After eight inches at mid-mountain and nine inches up top were reported Saturday morning at the Steamboat Ski Resort, brilliant sunshine emerged early in the morning and lasted through the day. But snow showers have restarted in our favorable northwest flow this morning, with three inches accumulating on the Steamboat Powdercam and two inches at the mid-mountain snow stake.

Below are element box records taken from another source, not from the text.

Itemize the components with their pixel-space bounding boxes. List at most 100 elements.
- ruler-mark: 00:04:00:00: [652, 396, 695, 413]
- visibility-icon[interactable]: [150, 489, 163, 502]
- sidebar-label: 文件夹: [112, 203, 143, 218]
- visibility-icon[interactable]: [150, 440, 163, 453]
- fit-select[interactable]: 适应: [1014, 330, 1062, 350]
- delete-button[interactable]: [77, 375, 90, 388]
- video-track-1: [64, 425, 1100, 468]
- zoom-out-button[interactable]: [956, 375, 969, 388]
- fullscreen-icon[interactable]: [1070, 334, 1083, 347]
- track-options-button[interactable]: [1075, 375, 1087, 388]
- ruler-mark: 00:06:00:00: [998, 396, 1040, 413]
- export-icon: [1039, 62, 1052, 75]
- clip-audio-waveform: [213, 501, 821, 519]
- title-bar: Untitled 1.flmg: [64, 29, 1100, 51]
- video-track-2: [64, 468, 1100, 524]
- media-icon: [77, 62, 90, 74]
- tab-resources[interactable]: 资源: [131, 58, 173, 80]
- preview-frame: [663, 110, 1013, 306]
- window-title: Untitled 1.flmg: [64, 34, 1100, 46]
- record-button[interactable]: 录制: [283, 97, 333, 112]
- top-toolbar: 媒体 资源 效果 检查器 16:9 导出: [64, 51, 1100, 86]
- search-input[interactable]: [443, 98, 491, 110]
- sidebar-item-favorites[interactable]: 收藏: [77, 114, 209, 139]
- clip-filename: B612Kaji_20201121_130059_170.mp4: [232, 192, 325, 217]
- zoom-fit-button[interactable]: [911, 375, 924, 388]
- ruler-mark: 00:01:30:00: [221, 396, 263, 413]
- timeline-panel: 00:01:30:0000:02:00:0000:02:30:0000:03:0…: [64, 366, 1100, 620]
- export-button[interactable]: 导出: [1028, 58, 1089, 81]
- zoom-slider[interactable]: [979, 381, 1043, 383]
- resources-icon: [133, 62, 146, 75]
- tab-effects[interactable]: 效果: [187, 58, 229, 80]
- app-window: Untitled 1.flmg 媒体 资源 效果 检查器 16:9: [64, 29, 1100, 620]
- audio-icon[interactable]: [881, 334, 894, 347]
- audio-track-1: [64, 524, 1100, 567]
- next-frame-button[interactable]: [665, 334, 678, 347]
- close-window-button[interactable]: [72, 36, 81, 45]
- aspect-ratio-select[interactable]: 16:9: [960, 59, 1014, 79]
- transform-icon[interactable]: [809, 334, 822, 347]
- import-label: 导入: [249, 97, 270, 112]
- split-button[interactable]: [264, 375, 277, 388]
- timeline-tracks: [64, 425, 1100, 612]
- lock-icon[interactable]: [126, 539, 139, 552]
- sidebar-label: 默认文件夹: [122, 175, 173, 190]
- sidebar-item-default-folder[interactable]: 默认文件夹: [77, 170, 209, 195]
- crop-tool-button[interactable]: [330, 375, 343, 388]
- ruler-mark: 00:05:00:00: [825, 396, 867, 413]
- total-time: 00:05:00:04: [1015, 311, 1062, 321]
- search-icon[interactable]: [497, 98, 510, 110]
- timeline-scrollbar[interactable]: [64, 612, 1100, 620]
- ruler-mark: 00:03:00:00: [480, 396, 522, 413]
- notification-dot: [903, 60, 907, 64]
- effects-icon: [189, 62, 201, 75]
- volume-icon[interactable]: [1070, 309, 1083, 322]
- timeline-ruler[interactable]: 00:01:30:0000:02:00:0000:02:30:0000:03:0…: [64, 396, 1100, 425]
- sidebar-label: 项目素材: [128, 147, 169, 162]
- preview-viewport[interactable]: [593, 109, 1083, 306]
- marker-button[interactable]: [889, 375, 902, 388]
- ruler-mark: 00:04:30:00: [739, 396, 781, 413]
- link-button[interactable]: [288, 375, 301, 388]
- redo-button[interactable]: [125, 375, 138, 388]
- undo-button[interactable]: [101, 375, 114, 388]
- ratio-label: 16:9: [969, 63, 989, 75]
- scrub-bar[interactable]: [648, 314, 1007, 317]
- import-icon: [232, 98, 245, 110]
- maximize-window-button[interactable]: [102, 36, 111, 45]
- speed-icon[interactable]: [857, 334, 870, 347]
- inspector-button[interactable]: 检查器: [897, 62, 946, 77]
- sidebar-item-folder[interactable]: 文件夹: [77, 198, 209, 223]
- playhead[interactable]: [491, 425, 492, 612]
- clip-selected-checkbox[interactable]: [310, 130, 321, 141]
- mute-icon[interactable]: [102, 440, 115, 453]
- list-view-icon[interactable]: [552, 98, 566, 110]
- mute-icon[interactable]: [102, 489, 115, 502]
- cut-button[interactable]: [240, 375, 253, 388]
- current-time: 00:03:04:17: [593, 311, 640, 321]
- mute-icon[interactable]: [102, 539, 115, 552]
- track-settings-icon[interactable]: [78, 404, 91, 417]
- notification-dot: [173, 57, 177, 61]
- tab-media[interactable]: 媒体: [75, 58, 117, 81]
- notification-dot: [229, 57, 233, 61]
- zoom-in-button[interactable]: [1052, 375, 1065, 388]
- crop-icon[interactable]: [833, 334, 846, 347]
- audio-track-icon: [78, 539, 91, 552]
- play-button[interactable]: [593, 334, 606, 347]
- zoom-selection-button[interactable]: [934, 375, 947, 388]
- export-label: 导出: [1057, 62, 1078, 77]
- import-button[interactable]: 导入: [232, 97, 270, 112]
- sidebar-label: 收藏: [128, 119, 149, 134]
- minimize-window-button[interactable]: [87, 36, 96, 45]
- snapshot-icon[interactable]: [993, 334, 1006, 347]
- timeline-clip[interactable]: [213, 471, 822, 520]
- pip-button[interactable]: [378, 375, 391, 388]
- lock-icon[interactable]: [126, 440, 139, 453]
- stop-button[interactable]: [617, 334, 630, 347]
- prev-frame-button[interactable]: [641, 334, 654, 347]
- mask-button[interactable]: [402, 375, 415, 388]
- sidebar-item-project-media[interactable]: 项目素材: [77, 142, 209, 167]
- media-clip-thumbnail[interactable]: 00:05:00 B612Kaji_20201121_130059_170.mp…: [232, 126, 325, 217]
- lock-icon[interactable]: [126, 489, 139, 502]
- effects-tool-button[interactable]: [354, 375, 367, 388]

Snow showers should continue through the overnight leading to a 3-6” Monday morning ski report at mid-mountain.
A weak wave passing to our south on Monday may restart light snow showers for a time Monday afternoon and overnight with 1-4” possible by the Tuesday morning report.
A break in the unsettled weather is forecast for Tuesday as a ridge of high pressure moves through the Rockies, and we should see temperatures within several degrees of our average of 41 F along with some hard-to-come-by sunshine this winter.
The nice day on Tuesday will precede our next major storm starting on Wednesday and lasting through Thursday as a cold storm currently over the Gulf of Alaska conspires with another atmospheric river north of Hawaii. As with the last storm, temperatures will be above freezing down in town after the precipitation starts early in the day Wednesday, so expect snow or a rain-snow mix turning to rain in the afternoon. Snow levels should rise to as high as 8000′, so wet and dense snowfall should be above Christie Peak.
The structure of the storm as it moves overhead Wednesday night is still uncertain as weather forecast models indicate there may some sort of split in the storm. A cold front may then stall over the mountainous terrain of north-central Colorado later Wednesday into Thursday, which contributes to a difficult snowfall prediction. We will likely do quite well from the combination of the moisture associated with the atmospheric river and the cold air from the original Gulf of Alaska storm, and my current guess is 6-12” for the Thursday morning report at mid-mountain with another 2-5” during the day Thursday.
Though the weather forecast models disagree on the details of the storm as it passes overhead, they do agree on the unseasonably cold air in the wake of the storm by Friday morning, especially if skies clear Thursday night. Unless there are big changes in the forecast, I’ll be back with my next regularly scheduled weather narrative on Thursday afternoon where I’ll discuss what currently looks like a nice start to the weekend and the following storm.